Come testimonia una ricerca pubblicata in data 25 Aprile 2021 dall’Harvard Law School Forum on Corporate Governance (realizzata da Peter Reali, Jennifer Grzech e Anthony Garcia) la spinta verso gli ESG (quindi, fine della suspense, verso investimenti mirati a finanziare politiche di supporto alla diversità, inclusività, uguaglianza, ambiente…) è sempre più forte. Sempre Harvard, in data 12 Maggio 2021, pubblica un’altra ricerca firmata da Richard Morrison che denuncia i rischi della teoria dell’Environmental Social Governance come massima minaccia per gli azionisti, evidenzia come stia diventando sempre più uno dei temi all’ordine del giorno per ONU e World Economic Forum, sottolinea l’aleatorietà di parametri e scopi ed avverte delle gravissime conseguenze con cui rischiamo di doverci confrontare già nei mesi a venire.
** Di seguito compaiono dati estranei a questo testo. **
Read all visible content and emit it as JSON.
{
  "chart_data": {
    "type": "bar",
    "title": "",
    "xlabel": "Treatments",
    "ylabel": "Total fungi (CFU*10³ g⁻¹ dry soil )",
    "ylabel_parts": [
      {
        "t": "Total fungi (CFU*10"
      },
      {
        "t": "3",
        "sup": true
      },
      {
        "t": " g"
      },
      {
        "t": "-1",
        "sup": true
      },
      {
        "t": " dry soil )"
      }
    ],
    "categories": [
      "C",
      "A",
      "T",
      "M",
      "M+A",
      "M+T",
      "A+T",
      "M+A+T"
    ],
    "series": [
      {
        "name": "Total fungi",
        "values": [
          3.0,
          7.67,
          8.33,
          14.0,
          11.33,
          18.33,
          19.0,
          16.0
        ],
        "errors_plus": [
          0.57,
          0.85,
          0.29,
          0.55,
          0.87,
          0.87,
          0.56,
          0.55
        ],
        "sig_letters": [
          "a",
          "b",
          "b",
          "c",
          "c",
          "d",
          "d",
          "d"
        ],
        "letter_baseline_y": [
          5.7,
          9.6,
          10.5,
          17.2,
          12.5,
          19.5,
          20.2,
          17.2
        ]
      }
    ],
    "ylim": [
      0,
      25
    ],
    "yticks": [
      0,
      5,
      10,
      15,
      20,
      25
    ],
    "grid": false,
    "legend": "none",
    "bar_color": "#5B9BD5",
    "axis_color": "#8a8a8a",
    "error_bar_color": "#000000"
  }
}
Molto più puntuale, ed a giudizio di alcuni accurata e corretta, l’analisi di “Stanford Review” pubblicata in data 16 Giugno 2021 da Jonah Wu, con cui chiudiamo il pezzo e che riteniamo di poter riassumere traducendo il paragrafo finale della ricerca:

L’ESG va verso l’ignoto ed è supportato da immensi capitali e da una elite manageriale liberal. Nonostante gli innumerevoli ed ammirevoli attributi, molte di queste politiche d’investimento difettano di rigore e incentivi ai più poveri, e stanno irragionevolmente spingendo le aziende verso il progressismo. Per provvedere in maniera effettiva va trovata un alternativa che moderi la forza del movimento ESG: è tempo che i conservatori creino il loro ESG.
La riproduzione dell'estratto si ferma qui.